Twitter shareholders will receive $54.20 in cash for each Twitter common share they own at the closing of the transaction. The purchase price represents a 38 percent premium over the company’s closing price on April 1, the day before Musk announced that he had amassed a 9 percent stake in the company.
After Musk first made his bid for the platform, Twitter released a poison pill to limit his ability to gain a substantial shareholding. But the board was forced to come to the bargaining table over the weekend after it secured financing for the deal.
If completed, it would be one of the largest leveraged buyouts in history, a feat few on Wall Street thought possible given the size of the transaction.
Trading in the company’s shares was halted prior to the announcement.
Musk, a prolific Twitter user with more than 83 million followers, said he plans to “unlock” the company’s potential to be “the platform for free speech around the world” and vowed to change his content moderation policies. .

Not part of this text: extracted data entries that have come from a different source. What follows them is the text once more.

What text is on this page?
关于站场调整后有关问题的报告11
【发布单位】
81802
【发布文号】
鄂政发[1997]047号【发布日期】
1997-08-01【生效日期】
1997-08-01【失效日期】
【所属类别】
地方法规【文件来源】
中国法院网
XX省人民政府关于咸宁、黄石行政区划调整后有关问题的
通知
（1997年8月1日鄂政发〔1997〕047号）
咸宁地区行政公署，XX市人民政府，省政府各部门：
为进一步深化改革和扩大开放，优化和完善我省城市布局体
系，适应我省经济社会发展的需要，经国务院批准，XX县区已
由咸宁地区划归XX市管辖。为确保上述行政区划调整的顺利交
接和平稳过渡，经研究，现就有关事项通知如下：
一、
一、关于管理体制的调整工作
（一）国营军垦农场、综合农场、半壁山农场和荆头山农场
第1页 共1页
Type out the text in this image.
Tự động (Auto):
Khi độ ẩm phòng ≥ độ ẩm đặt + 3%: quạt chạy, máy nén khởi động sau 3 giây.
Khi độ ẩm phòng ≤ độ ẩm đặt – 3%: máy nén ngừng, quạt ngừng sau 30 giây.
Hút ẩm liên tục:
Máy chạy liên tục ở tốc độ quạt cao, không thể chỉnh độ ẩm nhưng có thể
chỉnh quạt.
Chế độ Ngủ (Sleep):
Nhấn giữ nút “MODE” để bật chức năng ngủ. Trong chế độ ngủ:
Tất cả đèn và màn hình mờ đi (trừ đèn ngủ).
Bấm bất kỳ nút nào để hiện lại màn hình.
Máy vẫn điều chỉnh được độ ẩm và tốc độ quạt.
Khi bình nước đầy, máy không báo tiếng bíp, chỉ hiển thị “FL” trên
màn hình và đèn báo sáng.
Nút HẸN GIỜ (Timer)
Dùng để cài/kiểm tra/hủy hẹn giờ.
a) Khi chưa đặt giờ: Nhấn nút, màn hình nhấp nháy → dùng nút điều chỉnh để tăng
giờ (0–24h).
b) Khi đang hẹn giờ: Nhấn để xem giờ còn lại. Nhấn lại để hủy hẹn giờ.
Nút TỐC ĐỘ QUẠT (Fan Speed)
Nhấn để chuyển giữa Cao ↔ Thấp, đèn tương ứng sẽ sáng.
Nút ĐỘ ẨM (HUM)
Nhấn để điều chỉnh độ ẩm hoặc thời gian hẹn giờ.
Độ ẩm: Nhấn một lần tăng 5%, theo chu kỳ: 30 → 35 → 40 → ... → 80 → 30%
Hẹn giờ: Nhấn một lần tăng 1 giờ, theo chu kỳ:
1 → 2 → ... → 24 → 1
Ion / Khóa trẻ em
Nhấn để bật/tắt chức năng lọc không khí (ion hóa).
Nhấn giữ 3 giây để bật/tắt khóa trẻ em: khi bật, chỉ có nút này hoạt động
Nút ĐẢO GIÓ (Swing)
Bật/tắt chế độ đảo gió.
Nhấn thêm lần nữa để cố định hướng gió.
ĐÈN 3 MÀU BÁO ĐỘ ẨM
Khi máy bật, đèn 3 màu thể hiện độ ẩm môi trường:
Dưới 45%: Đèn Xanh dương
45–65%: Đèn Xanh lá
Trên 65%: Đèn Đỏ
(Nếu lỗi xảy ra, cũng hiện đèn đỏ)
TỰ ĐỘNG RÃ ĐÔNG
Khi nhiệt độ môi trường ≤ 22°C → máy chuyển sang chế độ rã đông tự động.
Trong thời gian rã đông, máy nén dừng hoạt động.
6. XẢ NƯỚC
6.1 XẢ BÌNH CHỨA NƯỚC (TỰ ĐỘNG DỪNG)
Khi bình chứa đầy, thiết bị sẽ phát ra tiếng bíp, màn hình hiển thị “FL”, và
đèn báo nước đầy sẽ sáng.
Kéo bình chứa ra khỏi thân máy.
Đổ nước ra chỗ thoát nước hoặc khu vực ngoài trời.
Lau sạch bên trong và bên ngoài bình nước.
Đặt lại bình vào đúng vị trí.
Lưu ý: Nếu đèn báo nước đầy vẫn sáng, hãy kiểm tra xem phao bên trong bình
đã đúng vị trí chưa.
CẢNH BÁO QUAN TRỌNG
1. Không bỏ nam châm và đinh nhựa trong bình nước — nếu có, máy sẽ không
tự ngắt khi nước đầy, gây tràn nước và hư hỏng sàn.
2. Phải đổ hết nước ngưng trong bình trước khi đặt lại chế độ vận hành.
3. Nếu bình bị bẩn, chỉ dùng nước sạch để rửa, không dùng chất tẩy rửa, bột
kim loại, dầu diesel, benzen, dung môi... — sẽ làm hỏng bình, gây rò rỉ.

Republicans are hopeful this could pave the way for Donald Trump to return to the platform, after the former president was ousted for repeatedly violating their rules on hate speech and disinformation.
“I hope even my worst critics stay on Twitter, because that’s what free speech means,” Musk tweeted Monday.
The White House did not comment specifically on Elon Musk’s decision to buy Twitter, but said President Joe Biden had long been concerned about the power of social media platforms.
“Our concerns are not new,” said Jen Psaki, a White House spokeswoman. She said social media platforms needed to be held accountable.
“The president has long spoken about his concerns about the power of social media platforms, including Twitter and others, to spread misinformation.”
But he said the White House would not comment on an individual transaction.
Separately, former President Donald Trump told Fox News that he did not plan to return to Twitter even if new owner Elon Musk lifts the platform’s lifetime ban that had been placed on him after the 6/6 riots. January, when his supporters stormed the US Capitol in Washington to try to delay the certification of Joe Biden’s election as president in early 2020.